A field experiment was conducted under rainfed environment of Pothowar region of Pakistan to assess physical properties of soil as influenced by various green manure legumes (sesbania, cluster bean and rice bean) and different P levels (0, 30, 60, 90 kg P2O5/ha). Highest fresh biomass was observed in sesbania (23 t/ha) followed by cluster bean (19 t/ha) and lowest in rice bean (17 t/ha). Maximum crude protein content was found in sesbania (17%) followed by rice bean (10%) and cluster bean (8%). Green manuring crops, on average reduced soil bulk density (5%), enhanced total porosity (8%), and macropores and large mesopores (28%). Maximum reduction (7%) in soil bulk density, and an increase (11%) in total soil porosity and available water (17%) was observed in plots where sesbania was incorporated as green manuring crop. The order of effectiveness in improving bulk density, macro and mesopores was sesbania > cluster bean > rice bean.

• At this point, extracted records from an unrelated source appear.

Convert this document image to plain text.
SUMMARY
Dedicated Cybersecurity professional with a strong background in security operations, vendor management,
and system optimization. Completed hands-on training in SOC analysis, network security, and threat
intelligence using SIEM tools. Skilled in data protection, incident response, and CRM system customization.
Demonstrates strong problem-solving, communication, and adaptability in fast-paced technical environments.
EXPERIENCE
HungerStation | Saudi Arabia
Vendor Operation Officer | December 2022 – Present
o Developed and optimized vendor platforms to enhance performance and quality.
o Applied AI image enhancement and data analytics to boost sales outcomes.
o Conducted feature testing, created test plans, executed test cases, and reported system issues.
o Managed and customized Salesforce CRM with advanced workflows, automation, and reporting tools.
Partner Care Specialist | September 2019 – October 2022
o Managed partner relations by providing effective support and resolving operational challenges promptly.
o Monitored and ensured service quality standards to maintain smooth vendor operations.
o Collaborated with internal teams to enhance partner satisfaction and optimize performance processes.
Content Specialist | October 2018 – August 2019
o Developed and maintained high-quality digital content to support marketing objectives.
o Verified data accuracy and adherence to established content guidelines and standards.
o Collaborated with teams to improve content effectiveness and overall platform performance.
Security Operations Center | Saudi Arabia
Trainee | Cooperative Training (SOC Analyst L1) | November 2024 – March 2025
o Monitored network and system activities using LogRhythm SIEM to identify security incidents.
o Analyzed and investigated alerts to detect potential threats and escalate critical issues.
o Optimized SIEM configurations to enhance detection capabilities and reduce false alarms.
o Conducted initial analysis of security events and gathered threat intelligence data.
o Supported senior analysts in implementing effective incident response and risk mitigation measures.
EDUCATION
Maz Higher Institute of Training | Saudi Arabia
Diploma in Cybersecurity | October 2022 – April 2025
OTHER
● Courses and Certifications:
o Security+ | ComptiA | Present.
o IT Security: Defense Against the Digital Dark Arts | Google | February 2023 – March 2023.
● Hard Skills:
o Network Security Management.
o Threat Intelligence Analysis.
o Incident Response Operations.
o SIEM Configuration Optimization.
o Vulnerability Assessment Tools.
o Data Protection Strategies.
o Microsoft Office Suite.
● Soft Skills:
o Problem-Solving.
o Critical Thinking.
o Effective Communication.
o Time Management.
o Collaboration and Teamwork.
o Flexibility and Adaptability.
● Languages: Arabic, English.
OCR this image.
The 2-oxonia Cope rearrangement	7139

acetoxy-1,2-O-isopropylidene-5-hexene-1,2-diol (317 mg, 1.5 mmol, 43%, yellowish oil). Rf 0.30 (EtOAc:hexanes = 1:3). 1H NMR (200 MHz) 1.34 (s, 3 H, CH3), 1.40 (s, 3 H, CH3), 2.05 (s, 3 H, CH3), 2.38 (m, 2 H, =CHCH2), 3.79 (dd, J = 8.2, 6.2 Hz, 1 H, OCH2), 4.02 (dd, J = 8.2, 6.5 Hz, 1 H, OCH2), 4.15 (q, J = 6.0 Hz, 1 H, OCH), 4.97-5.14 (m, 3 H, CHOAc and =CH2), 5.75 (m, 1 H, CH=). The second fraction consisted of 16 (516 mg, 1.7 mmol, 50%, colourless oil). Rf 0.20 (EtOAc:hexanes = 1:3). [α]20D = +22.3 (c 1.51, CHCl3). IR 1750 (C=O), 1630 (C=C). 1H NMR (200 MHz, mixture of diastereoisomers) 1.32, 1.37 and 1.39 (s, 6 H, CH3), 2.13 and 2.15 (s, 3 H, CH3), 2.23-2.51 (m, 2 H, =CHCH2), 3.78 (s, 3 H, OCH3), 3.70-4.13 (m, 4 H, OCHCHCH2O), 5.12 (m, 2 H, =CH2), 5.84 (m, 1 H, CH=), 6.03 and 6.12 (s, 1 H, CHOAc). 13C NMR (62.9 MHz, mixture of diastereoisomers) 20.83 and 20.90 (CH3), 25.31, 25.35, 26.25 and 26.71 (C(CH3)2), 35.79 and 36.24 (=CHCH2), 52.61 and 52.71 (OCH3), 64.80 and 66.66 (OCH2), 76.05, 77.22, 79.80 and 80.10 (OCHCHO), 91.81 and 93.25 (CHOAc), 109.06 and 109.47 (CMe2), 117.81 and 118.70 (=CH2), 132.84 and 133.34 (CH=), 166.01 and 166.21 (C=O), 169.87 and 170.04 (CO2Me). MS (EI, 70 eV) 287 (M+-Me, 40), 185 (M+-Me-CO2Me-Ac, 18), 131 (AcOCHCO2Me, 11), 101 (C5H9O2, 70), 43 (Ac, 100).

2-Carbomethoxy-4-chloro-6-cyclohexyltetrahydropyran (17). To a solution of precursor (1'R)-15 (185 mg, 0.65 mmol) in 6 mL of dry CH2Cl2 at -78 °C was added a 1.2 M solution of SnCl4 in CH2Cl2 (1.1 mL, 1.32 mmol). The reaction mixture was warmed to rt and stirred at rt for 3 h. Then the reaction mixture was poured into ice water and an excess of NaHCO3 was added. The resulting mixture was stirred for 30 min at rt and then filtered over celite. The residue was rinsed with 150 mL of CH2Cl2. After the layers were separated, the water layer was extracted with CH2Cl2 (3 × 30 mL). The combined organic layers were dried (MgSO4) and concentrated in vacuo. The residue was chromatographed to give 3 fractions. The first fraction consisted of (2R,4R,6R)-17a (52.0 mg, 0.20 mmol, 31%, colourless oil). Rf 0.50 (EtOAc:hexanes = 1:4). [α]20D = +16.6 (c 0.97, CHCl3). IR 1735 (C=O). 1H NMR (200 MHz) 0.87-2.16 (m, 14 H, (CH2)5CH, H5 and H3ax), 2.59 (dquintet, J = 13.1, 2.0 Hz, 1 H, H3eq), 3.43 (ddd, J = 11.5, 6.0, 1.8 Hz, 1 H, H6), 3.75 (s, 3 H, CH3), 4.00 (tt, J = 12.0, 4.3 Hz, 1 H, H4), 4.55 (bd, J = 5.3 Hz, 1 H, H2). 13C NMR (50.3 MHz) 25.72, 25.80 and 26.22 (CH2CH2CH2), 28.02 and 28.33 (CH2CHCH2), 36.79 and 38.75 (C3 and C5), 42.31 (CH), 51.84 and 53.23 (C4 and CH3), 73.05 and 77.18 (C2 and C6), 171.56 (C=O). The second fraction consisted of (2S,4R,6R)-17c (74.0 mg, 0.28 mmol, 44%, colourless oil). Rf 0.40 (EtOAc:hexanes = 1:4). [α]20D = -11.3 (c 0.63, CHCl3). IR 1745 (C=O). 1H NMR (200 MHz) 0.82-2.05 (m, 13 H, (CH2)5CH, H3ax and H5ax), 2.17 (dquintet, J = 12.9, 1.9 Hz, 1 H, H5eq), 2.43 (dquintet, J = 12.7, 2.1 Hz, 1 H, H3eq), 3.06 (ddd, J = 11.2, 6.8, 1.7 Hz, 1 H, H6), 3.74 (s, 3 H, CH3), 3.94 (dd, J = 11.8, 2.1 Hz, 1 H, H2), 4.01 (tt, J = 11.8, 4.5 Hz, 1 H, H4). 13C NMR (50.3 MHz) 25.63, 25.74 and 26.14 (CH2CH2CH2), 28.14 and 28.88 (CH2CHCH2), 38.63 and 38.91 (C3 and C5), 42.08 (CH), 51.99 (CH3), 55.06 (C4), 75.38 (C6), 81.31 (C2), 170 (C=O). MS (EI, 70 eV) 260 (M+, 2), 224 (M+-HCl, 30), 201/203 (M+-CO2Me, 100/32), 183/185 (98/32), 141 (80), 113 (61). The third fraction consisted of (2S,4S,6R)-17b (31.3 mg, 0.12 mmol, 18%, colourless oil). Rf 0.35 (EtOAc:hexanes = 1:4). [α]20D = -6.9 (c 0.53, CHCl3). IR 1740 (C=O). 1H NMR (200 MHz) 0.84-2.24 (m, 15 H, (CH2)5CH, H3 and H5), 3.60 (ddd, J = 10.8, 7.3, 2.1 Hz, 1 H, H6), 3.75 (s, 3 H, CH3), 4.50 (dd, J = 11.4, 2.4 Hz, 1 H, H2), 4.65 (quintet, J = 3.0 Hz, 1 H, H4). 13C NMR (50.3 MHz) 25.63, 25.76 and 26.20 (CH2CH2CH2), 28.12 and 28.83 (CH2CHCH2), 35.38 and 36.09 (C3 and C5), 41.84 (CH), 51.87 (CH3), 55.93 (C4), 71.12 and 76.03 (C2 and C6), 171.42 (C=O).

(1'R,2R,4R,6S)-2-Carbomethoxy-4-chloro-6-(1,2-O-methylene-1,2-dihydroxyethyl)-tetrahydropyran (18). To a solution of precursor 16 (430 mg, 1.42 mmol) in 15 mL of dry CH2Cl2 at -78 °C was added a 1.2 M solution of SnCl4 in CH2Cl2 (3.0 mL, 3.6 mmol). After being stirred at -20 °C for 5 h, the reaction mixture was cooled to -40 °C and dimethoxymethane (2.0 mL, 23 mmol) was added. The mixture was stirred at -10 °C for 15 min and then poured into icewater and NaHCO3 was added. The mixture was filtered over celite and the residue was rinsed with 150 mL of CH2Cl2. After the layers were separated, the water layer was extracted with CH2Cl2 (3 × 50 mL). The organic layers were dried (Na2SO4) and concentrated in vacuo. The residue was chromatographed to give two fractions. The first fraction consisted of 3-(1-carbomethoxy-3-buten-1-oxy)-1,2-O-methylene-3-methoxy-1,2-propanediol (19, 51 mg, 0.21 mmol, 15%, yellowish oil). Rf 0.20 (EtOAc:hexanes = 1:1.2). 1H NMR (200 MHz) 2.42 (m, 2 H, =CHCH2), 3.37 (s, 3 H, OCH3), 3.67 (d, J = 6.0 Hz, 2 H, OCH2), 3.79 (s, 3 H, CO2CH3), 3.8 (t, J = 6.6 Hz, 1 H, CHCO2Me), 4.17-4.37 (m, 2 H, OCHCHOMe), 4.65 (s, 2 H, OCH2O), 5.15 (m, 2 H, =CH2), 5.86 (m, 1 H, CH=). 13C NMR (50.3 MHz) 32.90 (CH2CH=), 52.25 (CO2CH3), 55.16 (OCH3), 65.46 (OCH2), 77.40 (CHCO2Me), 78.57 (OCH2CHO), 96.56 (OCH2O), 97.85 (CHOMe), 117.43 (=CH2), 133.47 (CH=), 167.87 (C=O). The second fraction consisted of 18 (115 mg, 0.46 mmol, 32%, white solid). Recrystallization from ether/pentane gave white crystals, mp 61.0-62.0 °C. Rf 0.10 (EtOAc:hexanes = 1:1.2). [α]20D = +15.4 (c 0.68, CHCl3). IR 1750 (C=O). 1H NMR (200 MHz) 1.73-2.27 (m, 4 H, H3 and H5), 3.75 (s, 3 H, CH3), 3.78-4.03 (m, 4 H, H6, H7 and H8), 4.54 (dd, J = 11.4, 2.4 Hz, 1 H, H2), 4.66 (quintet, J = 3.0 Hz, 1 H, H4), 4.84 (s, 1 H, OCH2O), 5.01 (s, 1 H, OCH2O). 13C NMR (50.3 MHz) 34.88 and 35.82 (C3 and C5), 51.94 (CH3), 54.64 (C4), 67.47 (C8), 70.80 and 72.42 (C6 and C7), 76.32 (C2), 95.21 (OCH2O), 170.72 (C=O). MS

Sesbania produced greater number of macro and large mesopores about 41% increase over control followed by cluster bean (29%) and rice bean (16%). Phosphorus application showed meager positive impact on various soil physical properties but did not significantly increased porosity or reduced bulk density. Significant differences in volume fraction in pore space suggest that pore space on a volume basis was much higher in sesbania-amended soil than in other treatments.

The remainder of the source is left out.